Quando isso porém tenta se superpor a uma cultura católica (ou seja, radicalmente anti-puritana e radicalmente comunitária, com a responsabilidade individual como fulcro e a obediência moral como modo de organização), temos uma bela confusão em mãos. A obediência moral (ou seja, obedecemos porque é justo obedecer, não pq "está na lei e pronto", e desobedecemos ao que é imoral) é condenada em nome da "ordem" (na verdade da esperança milenarista); o comunitarianismo 'substituído po uma organização imposta por lei (que vem da nega';cão do livre-arbítrio), a responsabilidade individual desaparece (pois sem livre-arbítrio não há responsabilidade, e os "condenados ao Inferno" tem mais é que serem subjugados mesmo para não impedirem o Milênio) em nome da "lei"...
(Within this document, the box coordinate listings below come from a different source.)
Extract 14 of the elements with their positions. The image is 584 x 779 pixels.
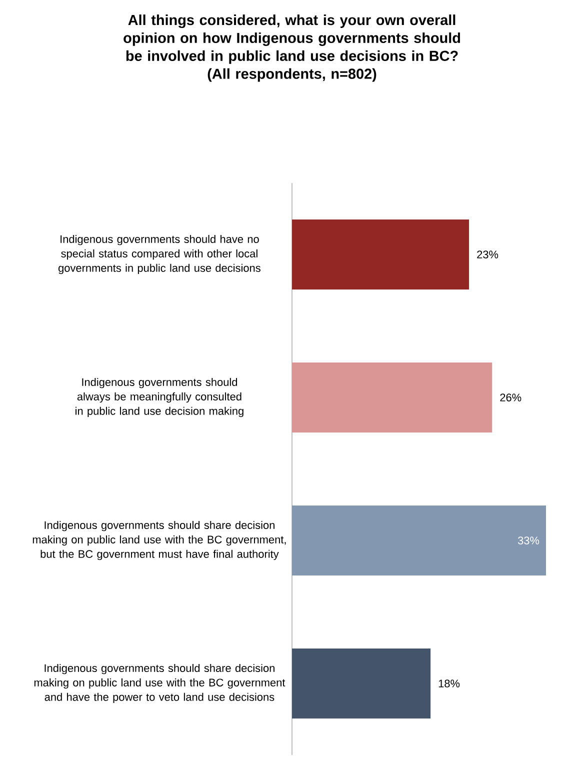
y-tick-label: Indigenous governments should have no special status compared with other local governments in public land use decisions (58, 234, 260, 274)
data-label: 23% (477, 250, 498, 258)
data-label: 26% (500, 394, 522, 402)
bar (292, 220, 470, 290)
bar (292, 506, 546, 576)
data-label: 33% (518, 536, 540, 544)
bar (292, 648, 431, 719)
y-tick-label: Indigenous governments should share decision making on public land use with the BC government, but the BC government must have final authority (32, 520, 286, 560)
bar (292, 362, 492, 433)
y-tick-label: Indigenous governments should share decision making on public land use with the BC government and have the power to veto land use decisions (34, 664, 286, 704)
chart-subtitle: (All respondents, n=802) (208, 68, 376, 82)
data-label: 18% (438, 680, 460, 688)
chart-title: All things considered, what is your own overall opinion on how Indigenous governments should be involved in public land use decisions in BC? (124, 14, 460, 64)
y-tick-label: Indigenous governments should always be meaningfully consulted in public land use decision making (76, 378, 244, 418)
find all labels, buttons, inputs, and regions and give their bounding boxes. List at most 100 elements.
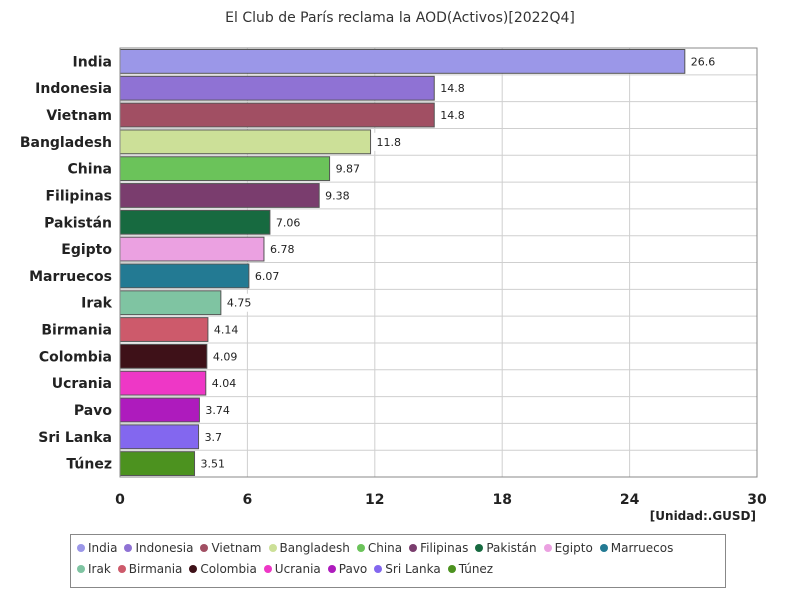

O resultado é que o que forma a base da sociedade católica é condenado e visto como resistência ilícita a um processo de ordenação da sociedade.
Note, por favor, que a imensa maioria das pessoas que têm esta visão simplesmente "engoliram" o que a sociedade americanizada modernista tenta passar como certo. Elas ficariam, em sua maioria, horrorizadas ao ver as premissas que baseiam os raciocínios que defendem. Isso não impede, porém, que estes raciocínios dependam destas premissas sobre as quais eles não refletem (o americano não refletem sobre elas por fazerem parte de sua matriz de pensamento a tal grau que não as percebem, como não percebemo o cheiro de um ambiente em que estamos há muito tempo; os brasileiros que as adotam não refletem por puro hábito de não refletir), o que faz com que eles acabem forçando o indivíduo a negar a Doutrina da Igreja, ainda que tacitamente, para não abrigar duas doutrinas contraditórias ao mesmo tempo.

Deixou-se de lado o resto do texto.